I was introduced to the joys of Green Chartreuse by a louche uncle. About 10 years ago, he took me for lunch at his club in St James. Lunch for him meant lunch in the old-fashioned sense: ie mainly liquid, so the last thing we needed at the end of the meal was a 55% liqueur.
Whereas many drinks made by monks are only incidentally monastic, Chartreuse has a special significance for Roman Catholics. The Carthusian monks who had been making it near Grenoble since the 18th century were expelled from Third Republic France during one of its periodic bouts of anti-clericism. They then relocated to Tarragona in Spain and carried on distilling. But their former works in France were bought and a faux-Chartreuse was created and sold under the good name.
The pre-expulsion stuff was much prized. There is a Berry Bros price list from 1909 that guarantees Chartreuse “made by the Chartreuse monks at their Monastery previous to their expulsion from France”. The importance of the real thing crops up in Evelyn Waugh’s hymn to Anglo-Catholicism, Brideshead Revisited. Anthony Blanche extols its virtues with his affected stammer: “Real g-g-Green Chartreuse, made before the expulsion of the monks. There are five distinct tastes as it trickles over the tongue. It’s like swallowing a sp-spectrum.” This is as good a way of describing its unique flavour as any. It is a very complex drink: sweet but well-balanced so it never becomes cloying; herbal, spicy and fiery. Apparently, unlike most liqueurs, it changes and improves in bottle. In the 1920s the monks moved back to Grenoble where the drink is still made to this day. There’s also a Yellow Chartreuse which is sweeter and weaker.

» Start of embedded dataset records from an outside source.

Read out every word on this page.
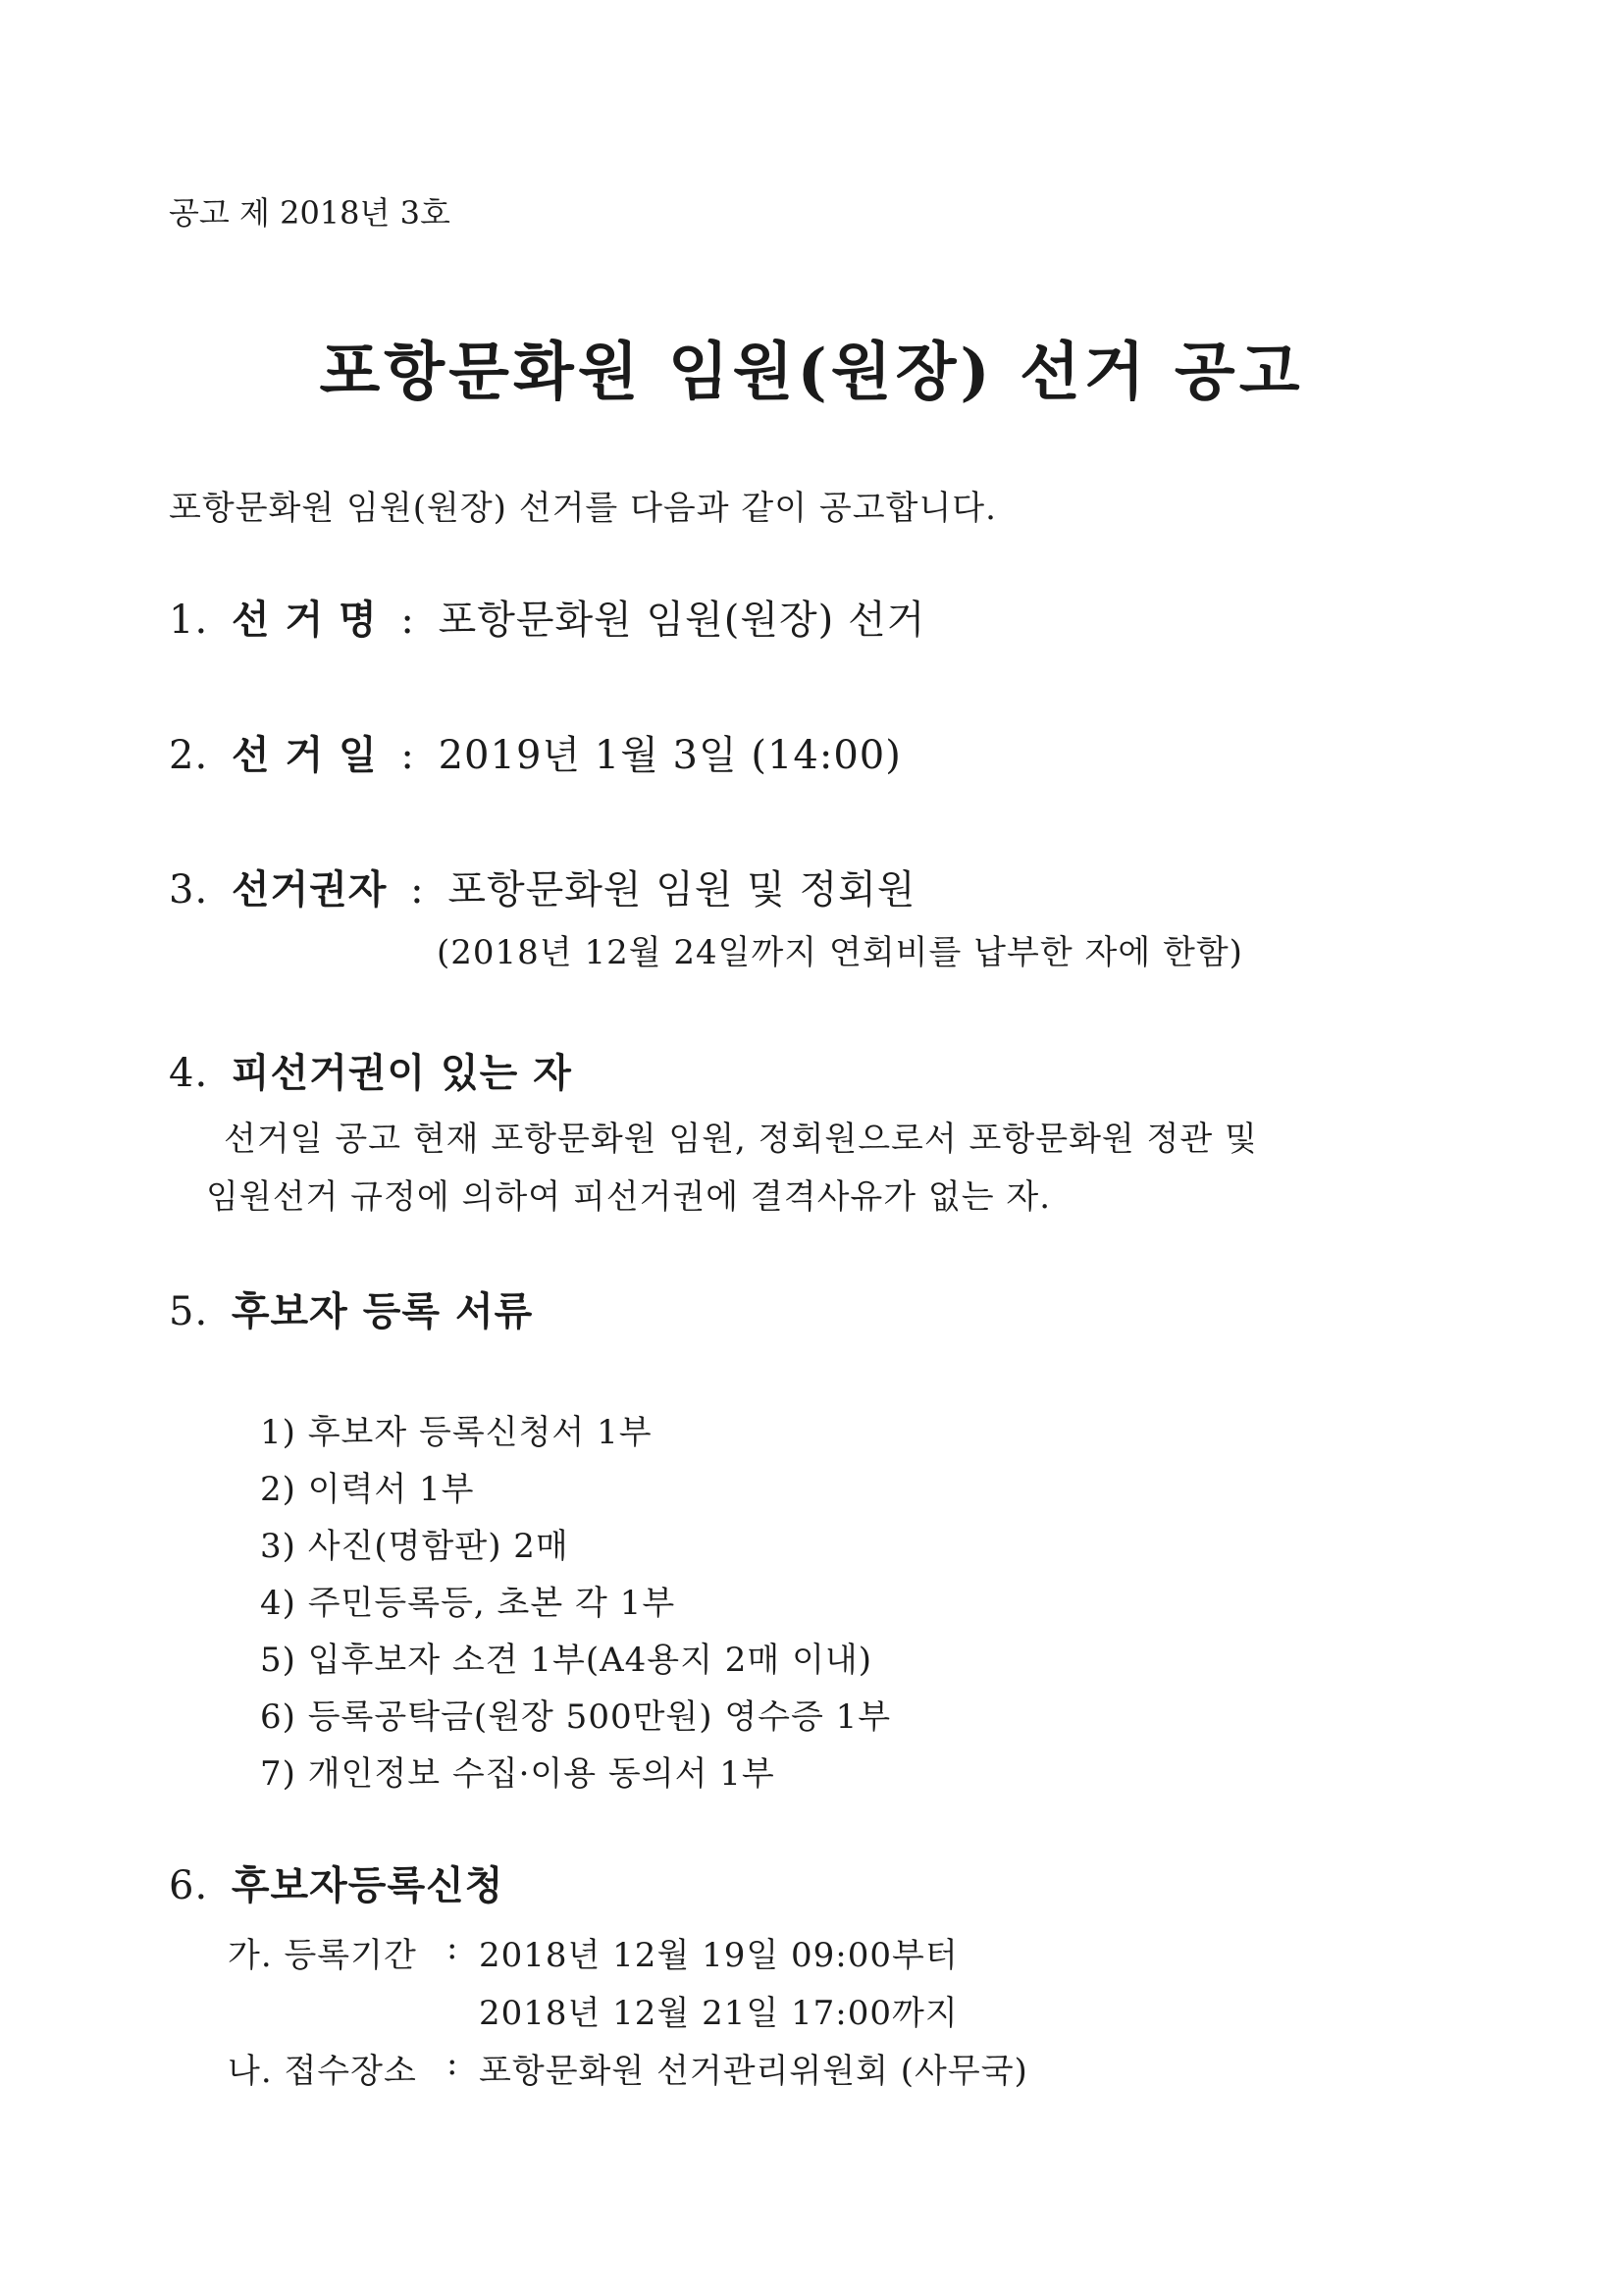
공고 제 2018년 3호
포항문화원 임원(원장) 선거 공고
포항문화원 임원(원장) 선거를 다음과 같이 공고합니다.
1. 선 거 명 : 포항문화원 임원(원장) 선거
2. 선 거 일 : 2019년 1월 3일 (14:00)
3. 선거권자 : 포항문화원 임원 및 정회원
(2018년 12월 24일까지 연회비를 납부한 자에 한함)
4. 피선거권이 있는 자
선거일 공고 현재 포항문화원 임원, 정회원으로서 포항문화원 정관 및
임원선거 규정에 의하여 피선거권에 결격사유가 없는 자.
5. 후보자 등록 서류
1) 후보자 등록신청서 1부
2) 이력서 1부
3) 사진(명함판) 2매
4) 주민등록등, 초본 각 1부
5) 입후보자 소견 1부(A4용지 2매 이내)
6) 등록공탁금(원장 500만원) 영수증 1부
7) 개인정보 수집·이용 동의서 1부
6. 후보자등록신청
가. 등록기간 : 2018년 12월 19일 09:00부터
2018년 12월 21일 17:00까지
나. 접수장소 : 포항문화원 선거관리위원회 (사무국)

As a staunch Roman Catholic my uncle was no doubt aware of his favourite digestif’s history, though he may just have drunk it for its strength. Ostensibly he was a respectable, recently retired lawyer but there was a recklessness about him. He paid his way through law school by playing poker. Later he gave up law entirely, moved to Las Vegas and became a professional gambler.
Green Chartreuse too has its wild side. Hunter S Thompson was a fan. There’s a song by Tom Waits, When the Money Runs Out, containing the line: “With a pint of Green Chartreuse ain’t nothin’ seems right.”

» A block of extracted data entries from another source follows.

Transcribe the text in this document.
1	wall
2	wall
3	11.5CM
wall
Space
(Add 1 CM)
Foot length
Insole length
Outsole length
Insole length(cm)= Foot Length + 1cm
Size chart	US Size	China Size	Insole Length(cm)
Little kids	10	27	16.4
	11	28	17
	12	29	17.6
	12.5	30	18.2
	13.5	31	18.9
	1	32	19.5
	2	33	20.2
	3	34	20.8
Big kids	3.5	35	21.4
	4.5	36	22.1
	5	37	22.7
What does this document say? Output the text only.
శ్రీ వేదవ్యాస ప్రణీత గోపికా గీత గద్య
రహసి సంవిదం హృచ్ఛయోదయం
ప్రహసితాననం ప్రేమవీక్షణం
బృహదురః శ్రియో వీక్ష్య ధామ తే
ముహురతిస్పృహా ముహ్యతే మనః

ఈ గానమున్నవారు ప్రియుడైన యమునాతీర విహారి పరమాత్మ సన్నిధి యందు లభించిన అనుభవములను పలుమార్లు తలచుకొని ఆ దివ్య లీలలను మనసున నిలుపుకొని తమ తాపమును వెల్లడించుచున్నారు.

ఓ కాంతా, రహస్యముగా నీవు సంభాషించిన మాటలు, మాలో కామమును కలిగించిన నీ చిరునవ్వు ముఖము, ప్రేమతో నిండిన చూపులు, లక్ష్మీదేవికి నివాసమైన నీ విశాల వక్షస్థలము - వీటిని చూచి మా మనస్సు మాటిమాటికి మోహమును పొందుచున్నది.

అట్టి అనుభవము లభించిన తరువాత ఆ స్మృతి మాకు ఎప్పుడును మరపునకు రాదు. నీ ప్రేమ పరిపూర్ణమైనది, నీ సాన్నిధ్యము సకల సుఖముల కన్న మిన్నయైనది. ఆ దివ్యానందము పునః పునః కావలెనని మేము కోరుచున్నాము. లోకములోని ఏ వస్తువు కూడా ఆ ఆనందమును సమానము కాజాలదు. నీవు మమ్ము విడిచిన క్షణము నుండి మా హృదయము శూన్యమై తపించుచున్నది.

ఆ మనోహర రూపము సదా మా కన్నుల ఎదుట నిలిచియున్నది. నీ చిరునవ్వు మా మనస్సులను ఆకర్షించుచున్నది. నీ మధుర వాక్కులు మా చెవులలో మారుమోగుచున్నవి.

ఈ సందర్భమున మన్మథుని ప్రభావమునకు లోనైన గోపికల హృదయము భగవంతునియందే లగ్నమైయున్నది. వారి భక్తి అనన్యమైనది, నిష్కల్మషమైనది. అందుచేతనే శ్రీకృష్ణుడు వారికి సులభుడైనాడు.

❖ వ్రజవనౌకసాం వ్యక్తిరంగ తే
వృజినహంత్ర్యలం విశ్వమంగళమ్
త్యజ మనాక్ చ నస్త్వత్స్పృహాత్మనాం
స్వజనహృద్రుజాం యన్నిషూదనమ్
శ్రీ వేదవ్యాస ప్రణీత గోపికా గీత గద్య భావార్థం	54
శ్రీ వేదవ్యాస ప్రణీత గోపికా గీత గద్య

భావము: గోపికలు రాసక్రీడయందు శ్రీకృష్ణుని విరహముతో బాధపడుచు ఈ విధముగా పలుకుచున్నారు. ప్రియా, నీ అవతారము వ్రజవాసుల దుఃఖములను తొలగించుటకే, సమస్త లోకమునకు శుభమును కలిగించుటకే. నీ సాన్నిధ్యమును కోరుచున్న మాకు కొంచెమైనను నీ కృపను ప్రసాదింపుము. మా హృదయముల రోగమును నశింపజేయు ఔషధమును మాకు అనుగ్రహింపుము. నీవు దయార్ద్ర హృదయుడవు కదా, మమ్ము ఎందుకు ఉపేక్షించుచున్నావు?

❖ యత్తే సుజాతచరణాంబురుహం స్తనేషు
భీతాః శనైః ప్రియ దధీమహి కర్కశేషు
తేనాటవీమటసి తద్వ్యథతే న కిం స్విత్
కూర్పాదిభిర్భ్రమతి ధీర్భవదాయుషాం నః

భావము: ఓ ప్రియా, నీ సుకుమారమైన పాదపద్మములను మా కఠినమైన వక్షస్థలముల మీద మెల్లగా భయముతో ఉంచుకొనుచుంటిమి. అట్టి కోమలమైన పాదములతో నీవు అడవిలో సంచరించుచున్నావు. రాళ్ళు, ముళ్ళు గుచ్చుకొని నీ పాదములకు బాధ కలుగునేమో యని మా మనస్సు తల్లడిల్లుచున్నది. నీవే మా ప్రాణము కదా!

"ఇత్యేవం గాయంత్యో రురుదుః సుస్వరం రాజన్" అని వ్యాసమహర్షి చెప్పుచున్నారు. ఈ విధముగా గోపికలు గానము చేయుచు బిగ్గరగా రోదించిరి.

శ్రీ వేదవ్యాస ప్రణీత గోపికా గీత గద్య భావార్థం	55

That lunch was the first of many boozy meals together. After a couple of glasses of the green stuff, my Uncle told me an anecdote which ended with the lines ‘then I threw a stool at the Belgian Ambassador’s chauffeur. I was later found asleep on the mantelpiece’. A bright gleam came into his eye as he told the story and I half expected him to suggest a trip to an illegal gambling den. Instead the gleam faded, he sighed wearily and asked me to hail him a cab.